Anyone who thinks that ordinary voters don’t care about the Nigel Farage funding row are deluding themselves. Both the Telegraph and the Daily Mail have covered the new Opinium poll that shows the Reform UK leader’s approval rating dropping to its lowest level since the 2024 general election. At -27 points, it is well below those of Kemi Badenoch, Ed Davey, Andy Burnham and even Zack Polanski. While this won’t bring Reform’s momentum to a grinding halt, that’s only because it’s stalled already.
The party’s kill-the-Tories strategy had been based on the expectation that its gains in the May local elections would have the same impact as last year’s — a big boost to Reform’s poll ratings at the expense of the Conservatives. Now, two months on, that clearly hasn’t happened.
Even without the standards investigation and the farcical approaching by-election in Clacton, then, Reform would be in trouble. Getting out of this bind has to begin with an admission of fallibility. Dominic Cummings was right when he predicted earlier this year that the establishment would do everything it could to “smash the absolute living shit out of Farage”. But that being the case, Reform’s leader shouldn’t have handed the enemy a stick with which to beat him.

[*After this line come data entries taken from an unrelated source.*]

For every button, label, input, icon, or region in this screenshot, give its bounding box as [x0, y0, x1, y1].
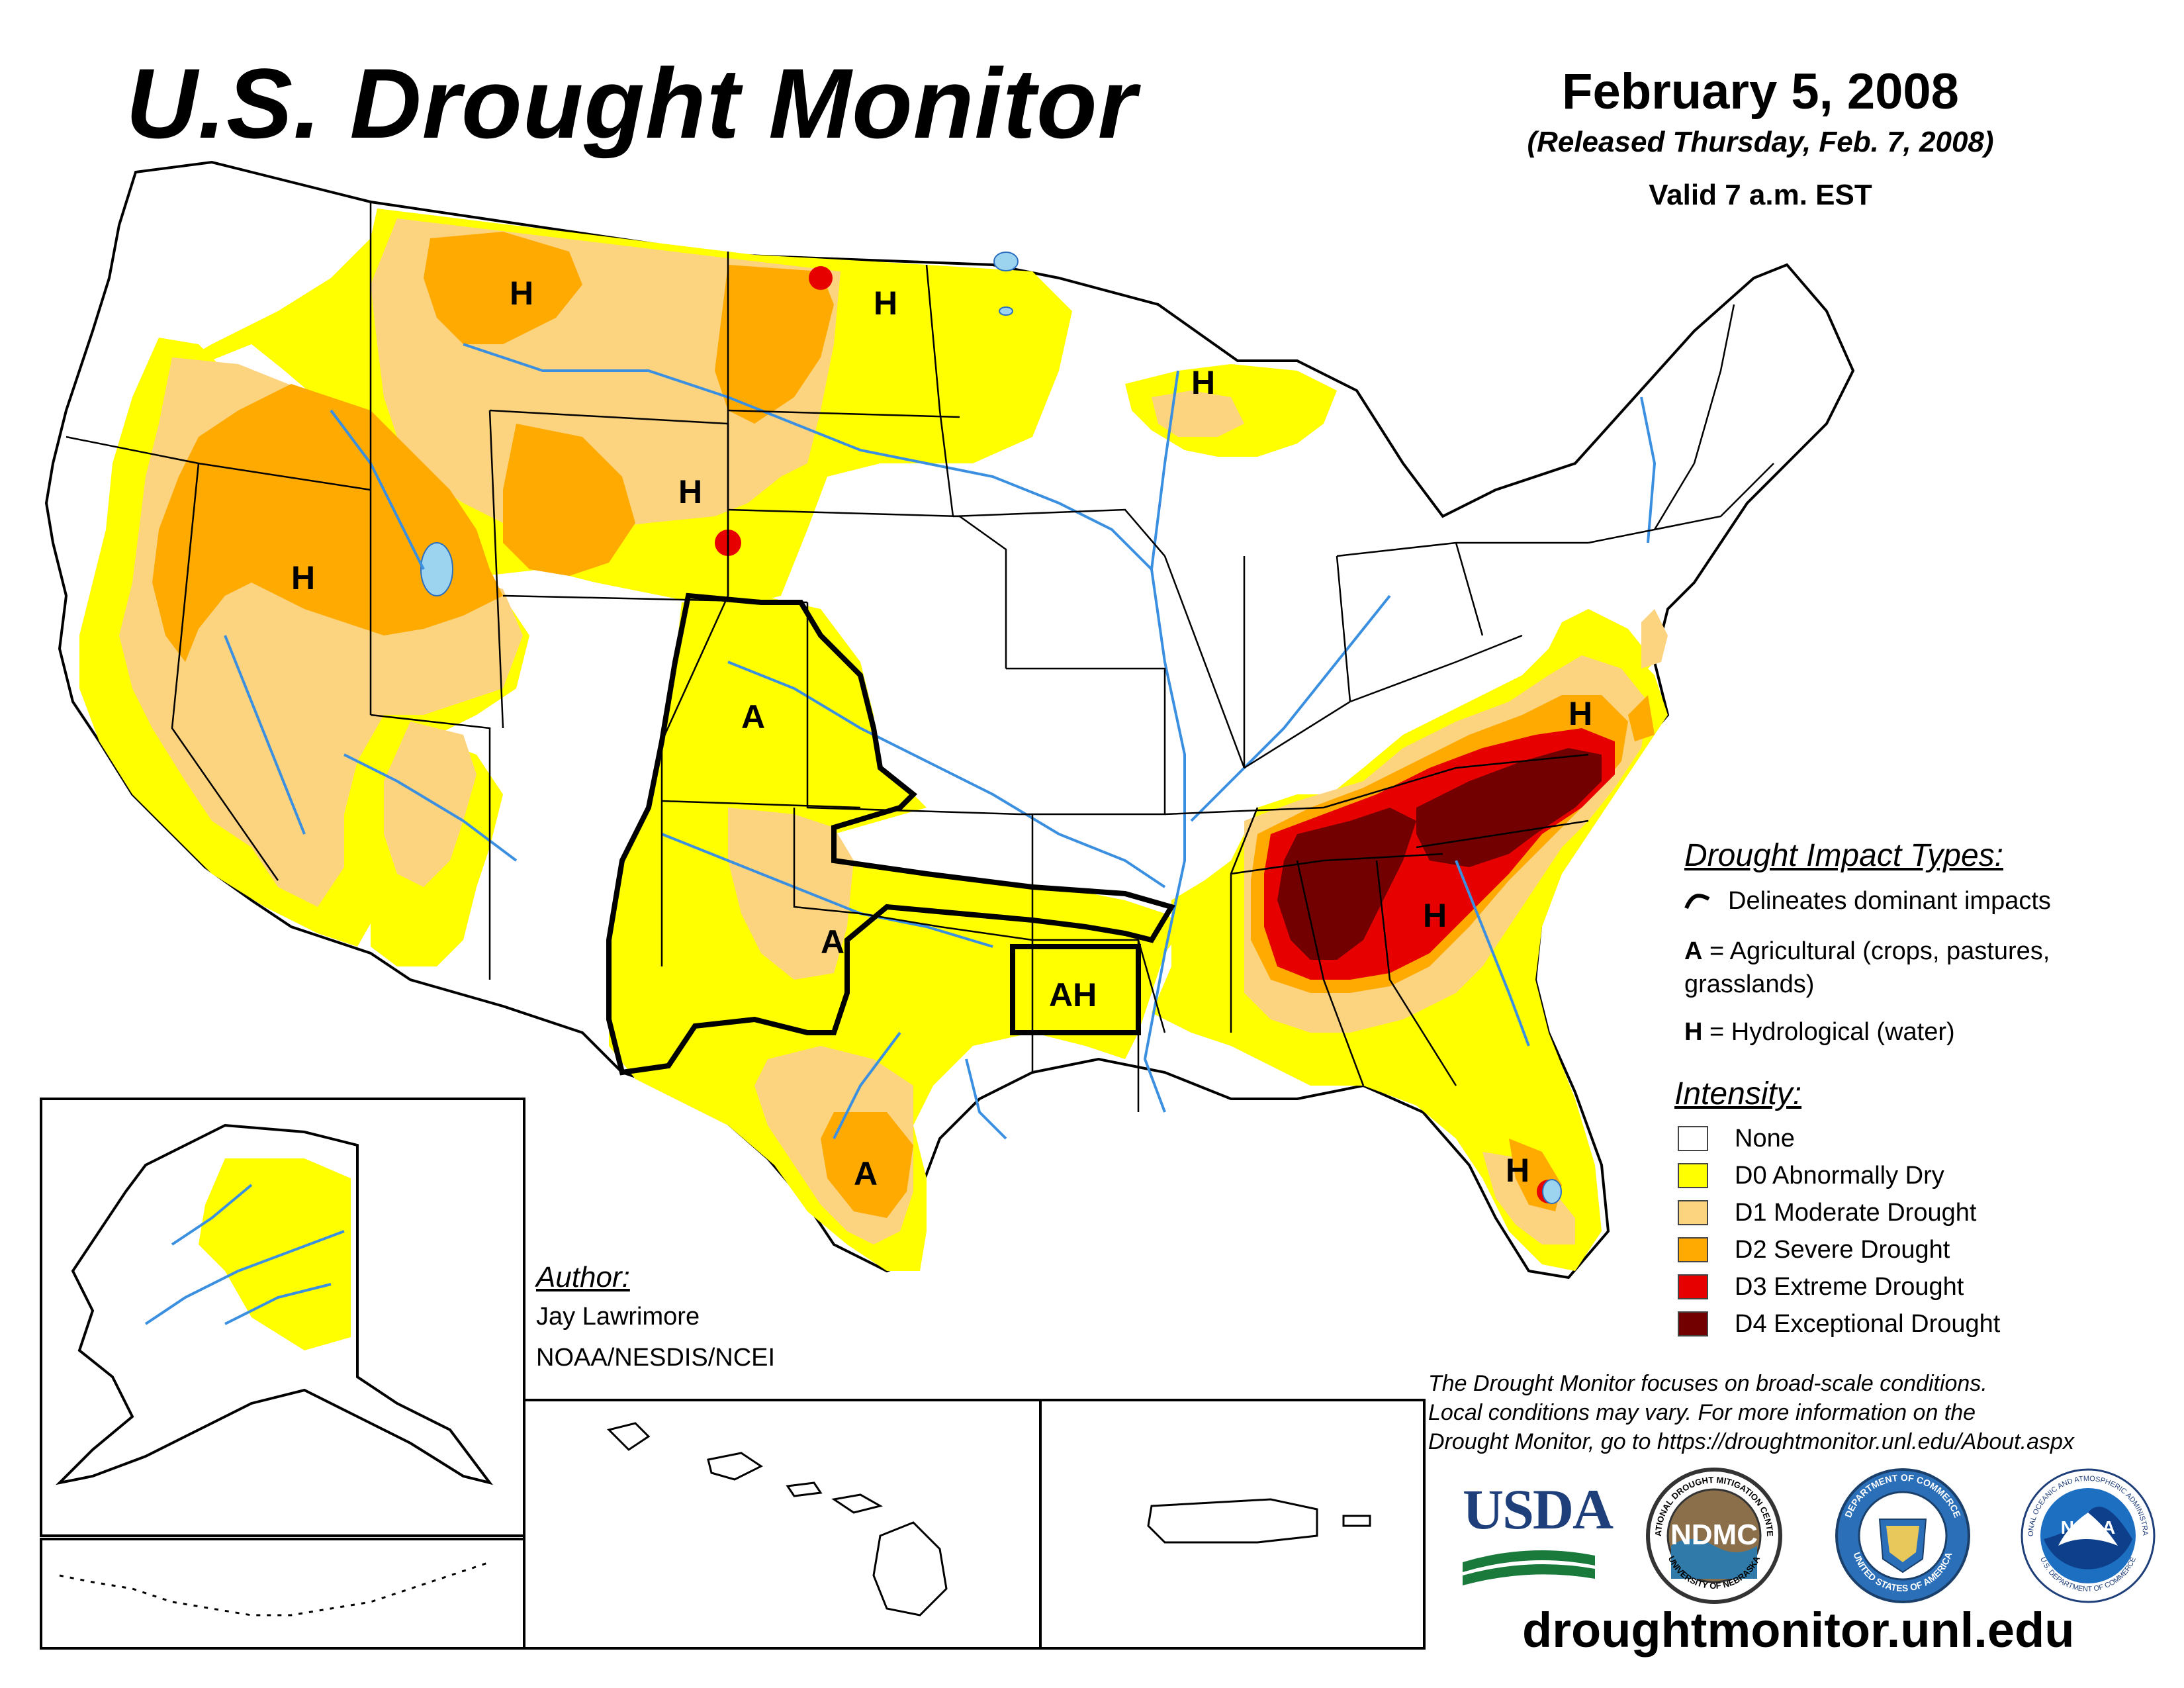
hawaii-inset: [523, 1399, 1042, 1650]
impact-hyd-key: H: [1684, 1018, 1703, 1046]
noaa-logo[interactable]: NOAA NATIONAL OCEANIC AND ATMOSPHERIC AD…: [2019, 1466, 2158, 1605]
label-nd-h: H: [874, 285, 897, 322]
author-heading: Author:: [536, 1261, 630, 1293]
impact-line-legend: Delineates dominant impacts: [1684, 887, 2051, 915]
impact-ag-key: A: [1684, 937, 1703, 965]
intensity-label: None: [1735, 1124, 1795, 1152]
impact-ag-legend: A = Agricultural (crops, pastures, grass…: [1684, 935, 2148, 1001]
author-org: NOAA/NESDIS/NCEI: [536, 1344, 776, 1372]
intensity-label: D1 Moderate Drought: [1735, 1198, 1977, 1227]
label-co-a: A: [741, 698, 765, 735]
intensity-swatch: [1678, 1126, 1708, 1151]
label-fl-h: H: [1506, 1152, 1529, 1189]
ndmc-logo-text: NDMC: [1670, 1519, 1758, 1551]
region-labels: H H H H H A A A AH H H H: [291, 275, 1592, 1192]
label-ga-h: H: [1423, 897, 1447, 934]
intensity-swatch: [1678, 1311, 1708, 1336]
impact-hyd-legend: H = Hydrological (water): [1684, 1018, 1955, 1047]
alaska-inset: [40, 1098, 525, 1650]
label-ar-ah: AH: [1049, 976, 1097, 1013]
intensity-row-d3: D3 Extreme Drought: [1678, 1270, 1964, 1303]
disclaimer-line[interactable]: Drought Monitor, go to https://droughtmo…: [1428, 1429, 2074, 1454]
impact-lines: [606, 592, 1176, 1076]
author-name: Jay Lawrimore: [536, 1303, 700, 1331]
intensity-row-d2: D2 Severe Drought: [1678, 1233, 1950, 1266]
lakes: [420, 252, 1562, 1204]
release-date: (Released Thursday, Feb. 7, 2008): [1527, 126, 1994, 158]
disclaimer-line: Local conditions may vary. For more info…: [1428, 1400, 1976, 1425]
intensity-label: D3 Extreme Drought: [1735, 1272, 1964, 1301]
page-title: U.S. Drought Monitor: [126, 48, 1138, 159]
intensity-row-d0: D0 Abnormally Dry: [1678, 1159, 1944, 1192]
label-tx-a2: A: [854, 1155, 878, 1192]
intensity-title: Intensity:: [1674, 1076, 1802, 1111]
valid-time: Valid 7 a.m. EST: [1649, 179, 1872, 211]
commerce-seal[interactable]: DEPARTMENT OF COMMERCE UNITED STATES OF …: [1833, 1466, 1972, 1605]
intensity-swatch: [1678, 1237, 1708, 1262]
intensity-label: D4 Exceptional Drought: [1735, 1309, 2001, 1338]
label-mi-h: H: [1191, 364, 1215, 401]
disclaimer: The Drought Monitor focuses on broad-sca…: [1428, 1369, 2156, 1456]
impact-types-title: Drought Impact Types:: [1684, 838, 2003, 873]
impact-ag-label: = Agricultural (crops, pastures, grassla…: [1684, 937, 2050, 998]
impact-line-icon: [1684, 894, 1710, 910]
usda-logo[interactable]: USDA: [1463, 1476, 1614, 1585]
noaa-logo-text: NOAA: [2061, 1517, 2115, 1538]
website-link[interactable]: droughtmonitor.unl.edu: [1522, 1603, 2075, 1658]
disclaimer-line: The Drought Monitor focuses on broad-sca…: [1428, 1371, 1987, 1396]
label-tx-a1: A: [821, 923, 844, 961]
map-date: February 5, 2008: [1562, 64, 1959, 120]
d4-regions: [1277, 748, 1602, 960]
label-va-h: H: [1569, 695, 1592, 732]
intensity-label: D2 Severe Drought: [1735, 1235, 1950, 1264]
intensity-row-d4: D4 Exceptional Drought: [1678, 1307, 2000, 1340]
usda-field-icon: [1463, 1550, 1595, 1585]
puerto-rico-inset: [1039, 1399, 1426, 1650]
intensity-swatch: [1678, 1163, 1708, 1188]
impact-hyd-label: = Hydrological (water): [1709, 1018, 1955, 1046]
label-nv-h: H: [291, 559, 315, 596]
label-wy-h: H: [678, 473, 702, 510]
impact-line-label: Delineates dominant impacts: [1728, 887, 2051, 915]
usda-logo-text: USDA: [1463, 1477, 1614, 1541]
ndmc-logo[interactable]: NDMC NATIONAL DROUGHT MITIGATION CENTER …: [1645, 1466, 1784, 1605]
label-mt-h: H: [510, 275, 533, 312]
intensity-swatch: [1678, 1274, 1708, 1299]
intensity-swatch: [1678, 1200, 1708, 1225]
intensity-row-d1: D1 Moderate Drought: [1678, 1196, 1976, 1229]
intensity-label: D0 Abnormally Dry: [1735, 1161, 1944, 1190]
intensity-row-none: None: [1678, 1122, 1795, 1155]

There absolutely is a need to raise funds to provide for security — the dreadful apparent murder of Ann Widdecombe last week has put that beyond doubt. But instead of doing it through an undeclared personal donation, the party should have very visibly set up a dedicated trust. Indeed, Reform should go out of its way to practice transparency in every regard — and then use it to shame politicians from the mainstream parties.
Letting the light in is just the start of what Reform needs to do. The bigger task is a complete rethink of its political positioning. That’s especially true with regard to the Tories. An attitude of pointless aggression, while paradoxically pursuing a near-identical set of policies, hasn’t worked. It’s time for Reform to try something different on both counts.
In case the party hasn’t noticed, it is now the main opposition to Labour across most of the North of England and the Midlands. Reform should act like it by developing an ambitious pro-growth policy program for left-behind Britain. That means putting hard-nosed industrial strategy before gimmicky tax cuts like the one the party wrongly imagined would win it the Makerfield by-election last month. At the 2019 general election, the Conservatives won Labour seats across the Red Wall with a pledge to level up the land. But Boris Johnson allowed Rishi Sunak and others to starve that mission of the necessary investment. Is Farage going to let Robert Jenrick make the same mistake?
With Reform’s current political offer apparently hitting a ceiling, the party should look at extending its appeal to untapped voter demographics. For instance, its support among younger people is markedly lower than for populist parties in other countries. A radical program to make home ownership affordable again might shift perceptions. After 20 years of leading populist parties, Farage won’t like moving out of his comfort zone. But just how comfortable is he stuck where he is?